FinRL Imitation Learning

A curriculum learning approach is a promising approach for analyzing financial big data. Especially with alpha factors or smart investors trade logs, we can automate a workflow starting with imitating their strategies, and then using reinforcement learning method to further refine the results.

In complicated tasks such as Go and Atari games, imitation learning is often used to initialize deep neural networks that achieve human-level performance. Imitation learning involves training a model to imitate a human's behavior, typically using a dataset of expert demonstrations.
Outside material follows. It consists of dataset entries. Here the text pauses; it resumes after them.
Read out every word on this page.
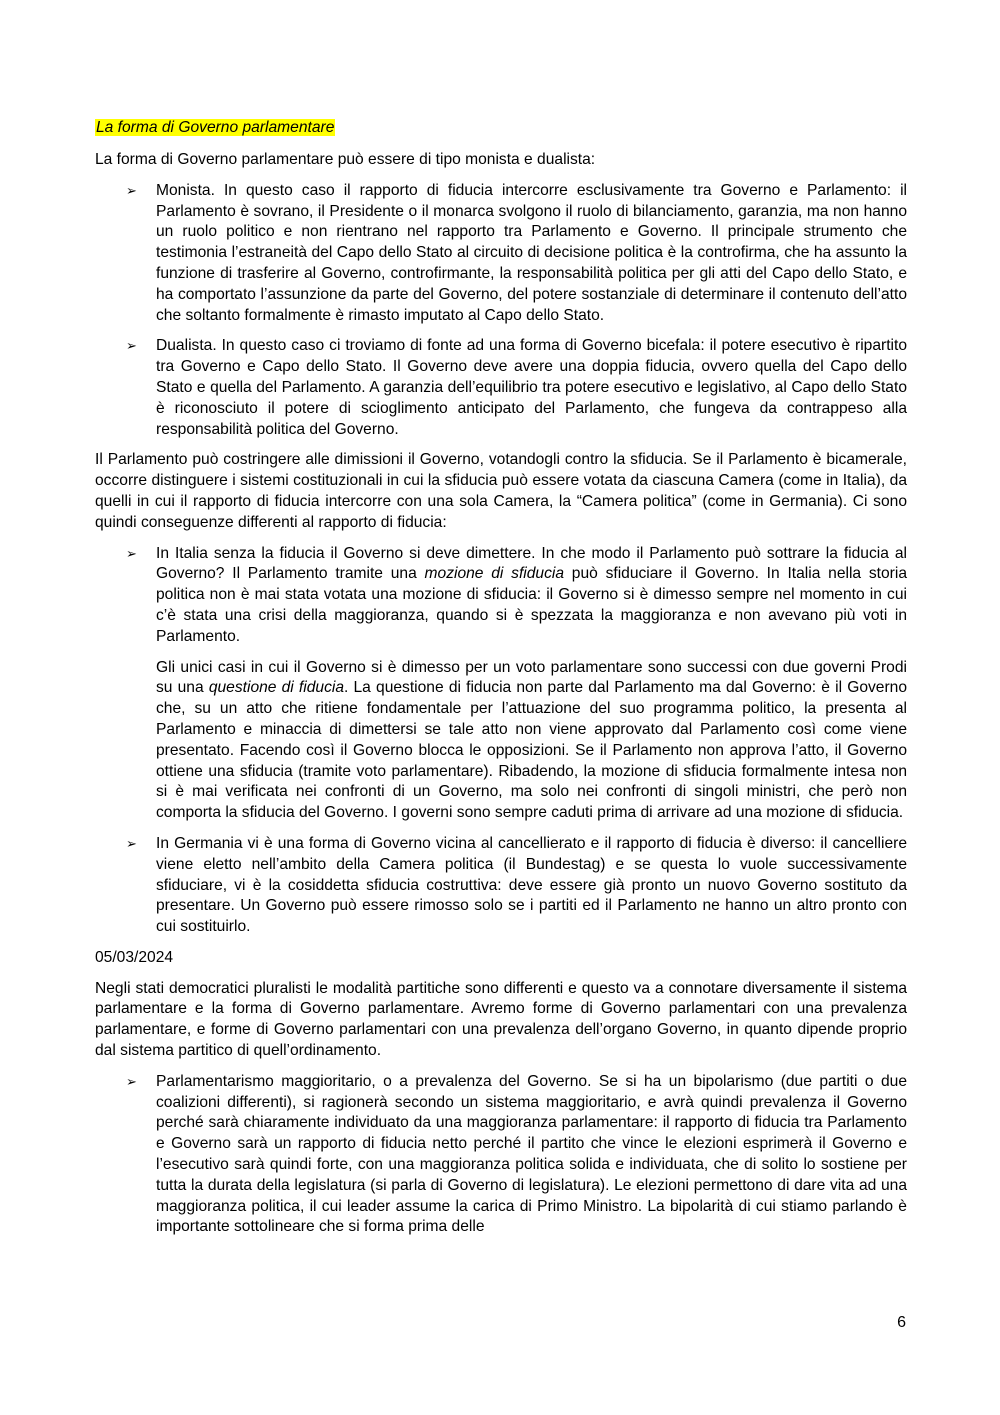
La forma di Governo parlamentare

La forma di Governo parlamentare può essere di tipo monista e dualista:

➢	Monista. In questo caso il rapporto di fiducia intercorre esclusivamente tra Governo e Parlamento: il Parlamento è sovrano, il Presidente o il monarca svolgono il ruolo di bilanciamento, garanzia, ma non hanno un ruolo politico e non rientrano nel rapporto tra Parlamento e Governo. Il principale strumento che testimonia l’estraneità del Capo dello Stato al circuito di decisione politica è la controfirma, che ha assunto la funzione di trasferire al Governo, controfirmante, la responsabilità politica per gli atti del Capo dello Stato, e ha comportato l’assunzione da parte del Governo, del potere sostanziale di determinare il contenuto dell’atto che soltanto formalmente è rimasto imputato al Capo dello Stato.

➢	Dualista. In questo caso ci troviamo di fonte ad una forma di Governo bicefala: il potere esecutivo è ripartito tra Governo e Capo dello Stato. Il Governo deve avere una doppia fiducia, ovvero quella del Capo dello Stato e quella del Parlamento. A garanzia dell’equilibrio tra potere esecutivo e legislativo, al Capo dello Stato è riconosciuto il potere di scioglimento anticipato del Parlamento, che fungeva da contrappeso alla responsabilità politica del Governo.

Il Parlamento può costringere alle dimissioni il Governo, votandogli contro la sfiducia. Se il Parlamento è bicamerale, occorre distinguere i sistemi costituzionali in cui la sfiducia può essere votata da ciascuna Camera (come in Italia), da quelli in cui il rapporto di fiducia intercorre con una sola Camera, la “Camera politica” (come in Germania). Ci sono quindi conseguenze differenti al rapporto di fiducia:

➢	In Italia senza la fiducia il Governo si deve dimettere. In che modo il Parlamento può sottrare la fiducia al Governo? Il Parlamento tramite una mozione di sfiducia può sfiduciare il Governo. In Italia nella storia politica non è mai stata votata una mozione di sfiducia: il Governo si è dimesso sempre nel momento in cui c’è stata una crisi della maggioranza, quando si è spezzata la maggioranza e non avevano più voti in Parlamento.

Gli unici casi in cui il Governo si è dimesso per un voto parlamentare sono successi con due governi Prodi su una questione di fiducia. La questione di fiducia non parte dal Parlamento ma dal Governo: è il Governo che, su un atto che ritiene fondamentale per l’attuazione del suo programma politico, la presenta al Parlamento e minaccia di dimettersi se tale atto non viene approvato dal Parlamento così come viene presentato. Facendo così il Governo blocca le opposizioni. Se il Parlamento non approva l’atto, il Governo ottiene una sfiducia (tramite voto parlamentare). Ribadendo, la mozione di sfiducia formalmente intesa non si è mai verificata nei confronti di un Governo, ma solo nei confronti di singoli ministri, che però non comporta la sfiducia del Governo. I governi sono sempre caduti prima di arrivare ad una mozione di sfiducia.

➢	In Germania vi è una forma di Governo vicina al cancellierato e il rapporto di fiducia è diverso: il cancelliere viene eletto nell’ambito della Camera politica (il Bundestag) e se questa lo vuole successivamente sfiduciare, vi è la cosiddetta sfiducia costruttiva: deve essere già pronto un nuovo Governo sostituto da presentare. Un Governo può essere rimosso solo se i partiti ed il Parlamento ne hanno un altro pronto con cui sostituirlo.

05/03/2024

Negli stati democratici pluralisti le modalità partitiche sono differenti e questo va a connotare diversamente il sistema parlamentare e la forma di Governo parlamentare. Avremo forme di Governo parlamentari con una prevalenza parlamentare, e forme di Governo parlamentari con una prevalenza dell’organo Governo, in quanto dipende proprio dal sistema partitico di quell’ordinamento.

➢	Parlamentarismo maggioritario, o a prevalenza del Governo. Se si ha un bipolarismo (due partiti o due coalizioni differenti), si ragionerà secondo un sistema maggioritario, e avrà quindi prevalenza il Governo perché sarà chiaramente individuato da una maggioranza parlamentare: il rapporto di fiducia tra Parlamento e Governo sarà un rapporto di fiducia netto perché il partito che vince le elezioni esprimerà il Governo e l’esecutivo sarà quindi forte, con una maggioranza politica solida e individuata, che di solito lo sostiene per tutta la durata della legislatura (si parla di Governo di legislatura). Le elezioni permettono di dare vita ad una maggioranza politica, il cui leader assume la carica di Primo Ministro. La bipolarità di cui stiamo parlando è importante sottolineare che si forma prima delle

6
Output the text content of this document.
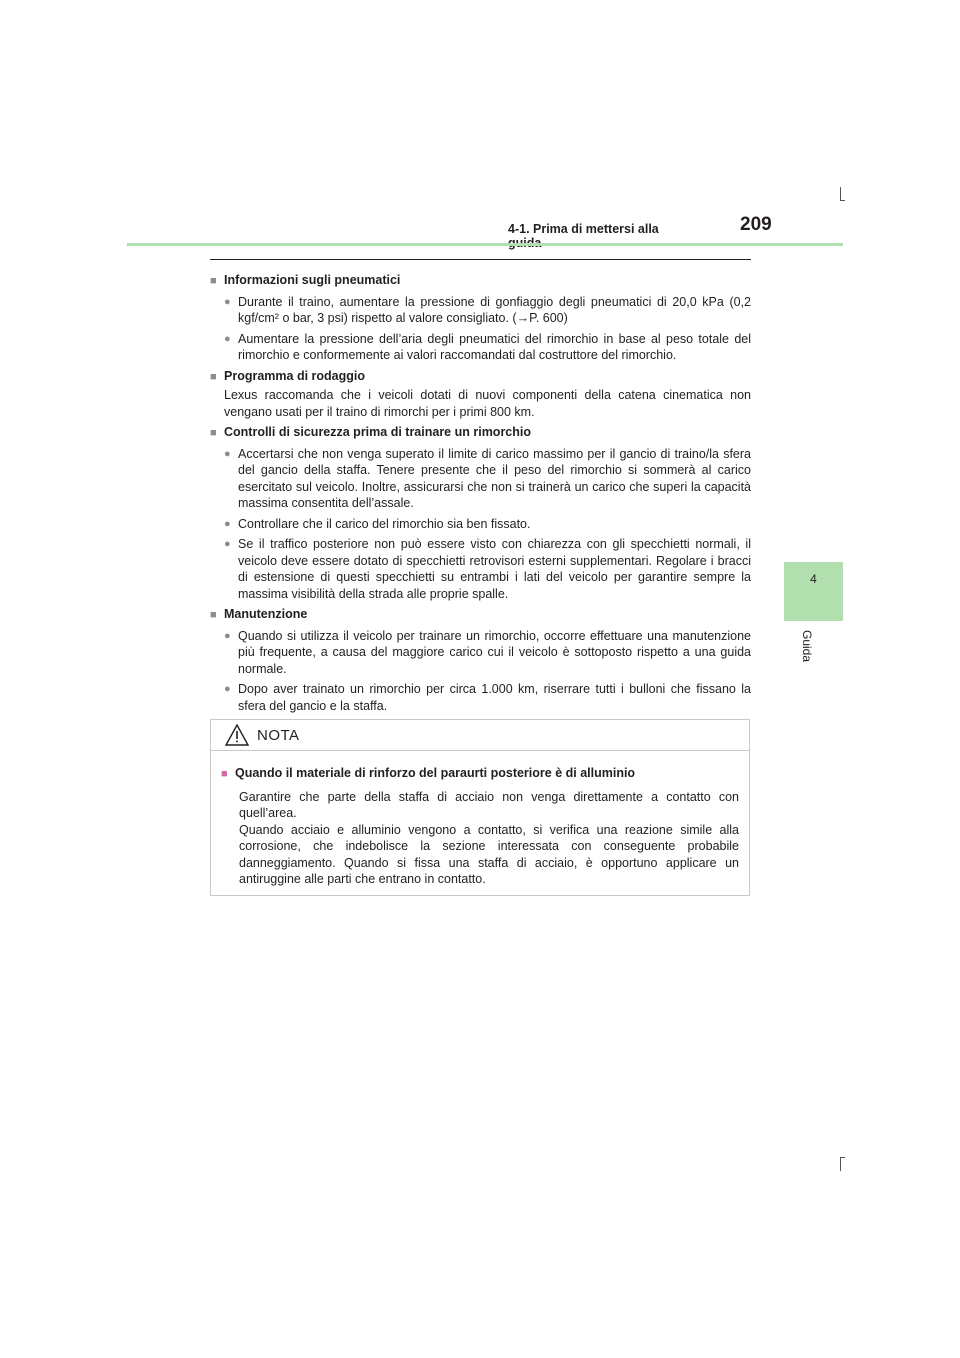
4-1. Prima di mettersi alla	209
4
Guida
■ Informazioni sugli pneumatici
● Durante il traino, aumentare la pressione di gonfiaggio degli pneumatici di 20,0 kPa (0,2 kgf/cm² o bar, 3 psi) rispetto al valore consigliato. (→P. 600)
● Aumentare la pressione dell’aria degli pneumatici del rimorchio in base al peso totale del rimorchio e conformemente ai valori raccomandati dal costruttore del rimorchio.
■ Programma di rodaggio
Lexus raccomanda che i veicoli dotati di nuovi componenti della catena cinematica non vengano usati per il traino di rimorchi per i primi 800 km.
■ Controlli di sicurezza prima di trainare un rimorchio
● Accertarsi che non venga superato il limite di carico massimo per il gancio di traino/la sfera del gancio della staffa. Tenere presente che il peso del rimorchio si sommerà al carico esercitato sul veicolo. Inoltre, assicurarsi che non si trainerà un carico che superi la capacità massima consentita dell’assale.
● Controllare che il carico del rimorchio sia ben fissato.
● Se il traffico posteriore non può essere visto con chiarezza con gli specchietti normali, il veicolo deve essere dotato di specchietti retrovisori esterni supplementari. Regolare i bracci di estensione di questi specchietti su entrambi i lati del veicolo per garantire sempre la massima visibilità della strada alle proprie spalle.
■ Manutenzione
● Quando si utilizza il veicolo per trainare un rimorchio, occorre effettuare una manutenzione più frequente, a causa del maggiore carico cui il veicolo è sottoposto rispetto a una guida normale.
● Dopo aver trainato un rimorchio per circa 1.000 km, riserrare tutti i bulloni che fissano la sfera del gancio e la staffa.
NOTA
■ Quando il materiale di rinforzo del paraurti posteriore è di alluminio
Garantire che parte della staffa di acciaio non venga direttamente a contatto con quell’area.
Quando acciaio e alluminio vengono a contatto, si verifica una reazione simile alla corrosione, che indebolisce la sezione interessata con conseguente probabile danneggiamento. Quando si fissa una staffa di acciaio, è opportuno applicare un antiruggine alle parti che entrano in contatto.
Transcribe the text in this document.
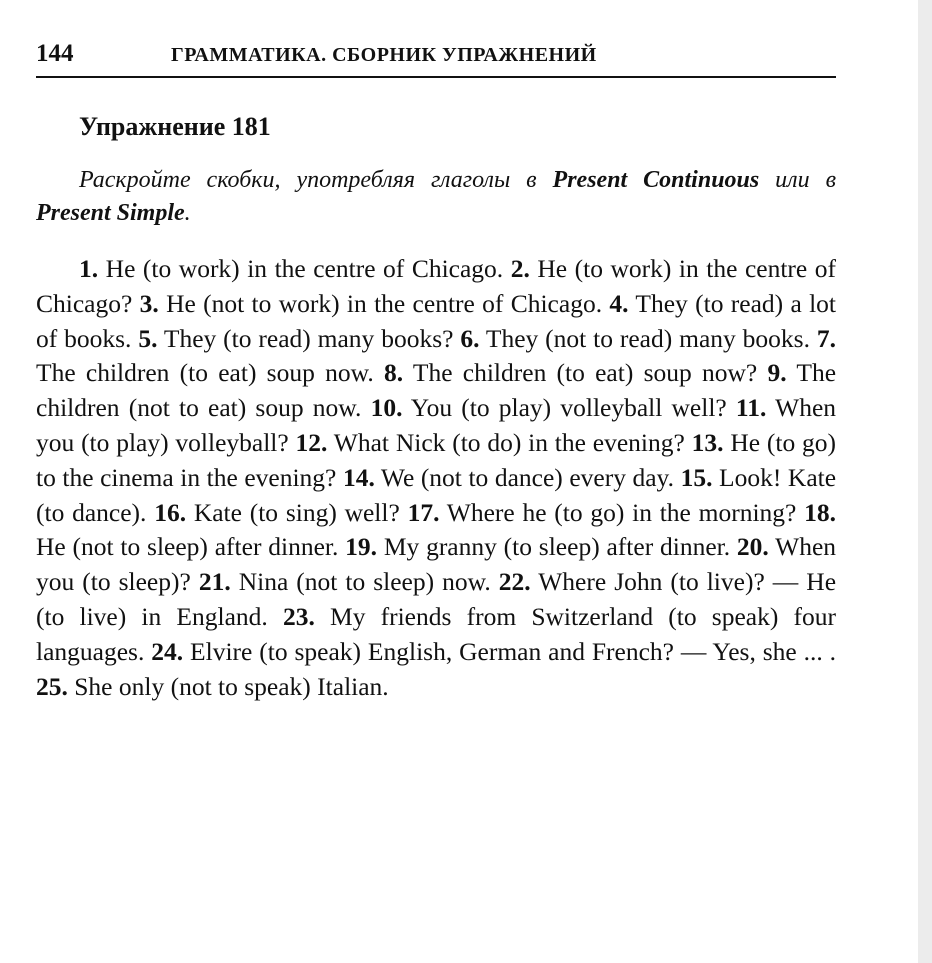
144	ГРАММАТИКА. СБОРНИК УПРАЖНЕНИЙ
Упражнение 181

Раскройте скобки, употребляя глаголы в Present Continuous или в Present Simple.

1. He (to work) in the centre of Chicago. 2. He (to work) in the centre of Chicago? 3. He (not to work) in the centre of Chicago. 4. They (to read) a lot of books. 5. They (to read) many books? 6. They (not to read) many books. 7. The children (to eat) soup now. 8. The children (to eat) soup now? 9. The children (not to eat) soup now. 10. You (to play) volleyball well? 11. When you (to play) volleyball? 12. What Nick (to do) in the evening? 13. He (to go) to the cinema in the evening? 14. We (not to dance) every day. 15. Look! Kate (to dance). 16. Kate (to sing) well? 17. Where he (to go) in the morning? 18. He (not to sleep) after dinner. 19. My granny (to sleep) after dinner. 20. When you (to sleep)? 21. Nina (not to sleep) now. 22. Where John (to live)? — He (to live) in England. 23. My friends from Switzerland (to speak) four languages. 24. Elvire (to speak) English, German and French? — Yes, she ... . 25. She only (not to speak) Italian.
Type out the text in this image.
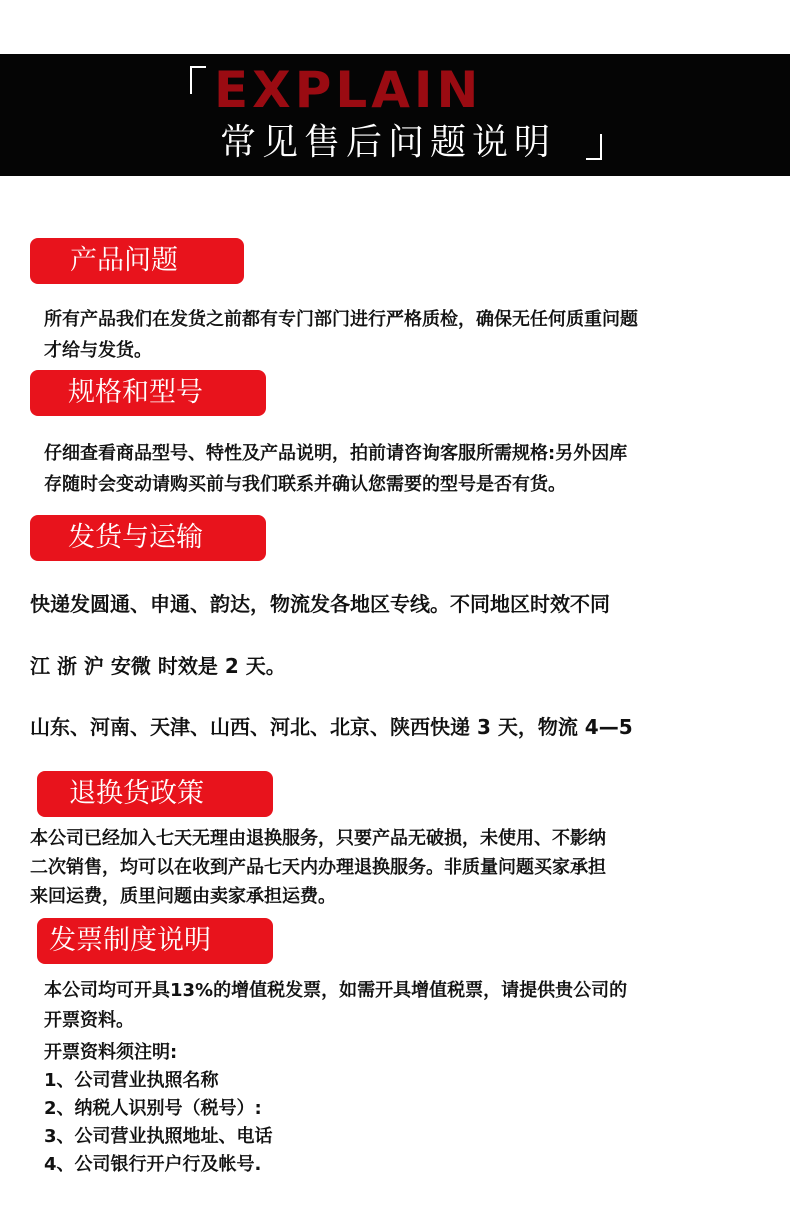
EXPLAIN
常见售后问题说明
产品问题
所有产品我们在发货之前都有专门部门进行严格质检，确保无任何质重问题
才给与发货。
规格和型号
仔细查看商品型号、特性及产品说明，拍前请咨询客服所需规格:另外因库
存随时会变动请购买前与我们联系并确认您需要的型号是否有货。
发货与运输
快递发圆通、申通、韵达，物流发各地区专线。不同地区时效不同
江 浙 沪 安微 时效是 2 天。
山东、河南、天津、山西、河北、北京、陕西快递 3 天，物流 4—5
退换货政策
本公司已经加入七天无理由退换服务，只要产品无破损，未使用、不影纳
二次销售，均可以在收到产品七天内办理退换服务。非质量问题买家承担
来回运费，质里问题由卖家承担运费。
发票制度说明
本公司均可开具13%的增值税发票，如需开具增值税票，请提供贵公司的
开票资料。
开票资料须注明:
1、公司营业执照名称
2、纳税人识别号（税号）:
3、公司营业执照地址、电话
4、公司银行开户行及帐号.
This process provides a a starting point for further fine-tuning using reinforcement learning, which could learn through trial and error to find strategies that surpass human-level performance.

File Structure

FinRL_Imitation_Learning
├── Data
|   ├──merged.csv
|   └──train_data.csv
|   └──trade_data.csv
└── StockPortfolioEnv.py
└── Stock_Selection.ipynb
└── Weight_Initialization.ipynb
└── Imitation_Sandbox.ipynb

Progress

  • stock_selection
  • weight_initialization
  • imitation_sandbox
  • reinforcement_learning

1-Stock Selection

Identify a pool of stocks that are not only favoured by retail investors, but also exist a high correlation between their trading preference and return rates.

2-Weight Initialization

We construct action space, which will serve as data label. The action space is a critical component made of retailer trade logs. There are two key sources for action construction: MVO (mean-variance optimization) and retail investor perference.

3-Imitation Sandbox

We use a set of regression models, including linear models, trees, and neural networks, to analyze data. Our approach involves incrementally increasing the complexity of the models to evaluate their performance in predicting outcomes.

To ensure the reliability, we conduct a placebo test to evaluate the potential for information leakage. This involves feeding simulated data into our models to assess their performance in predicting outcomes that are not based on actual data. By doing so, we can ensure that our models are not biased by any unforeseen factors or hidden information that may have influenced the results.

Performance

Table: Trading Performance of fitted models in train period.

Linear Random Forest LSTM Neural Net True position
Annual return 0.099 0.099 0.169 0.179 0.184
Cumulative returns 1.835 1.832 4.558 5.122 5.403
Annual volatility 0.246 0.246 0.249 0.248 0.249
Sharpe ratio 0.509 0.508 0.751 0.790 0.803
Max drawdown -0.509 -0.509 -0.421 -0.420 -0.411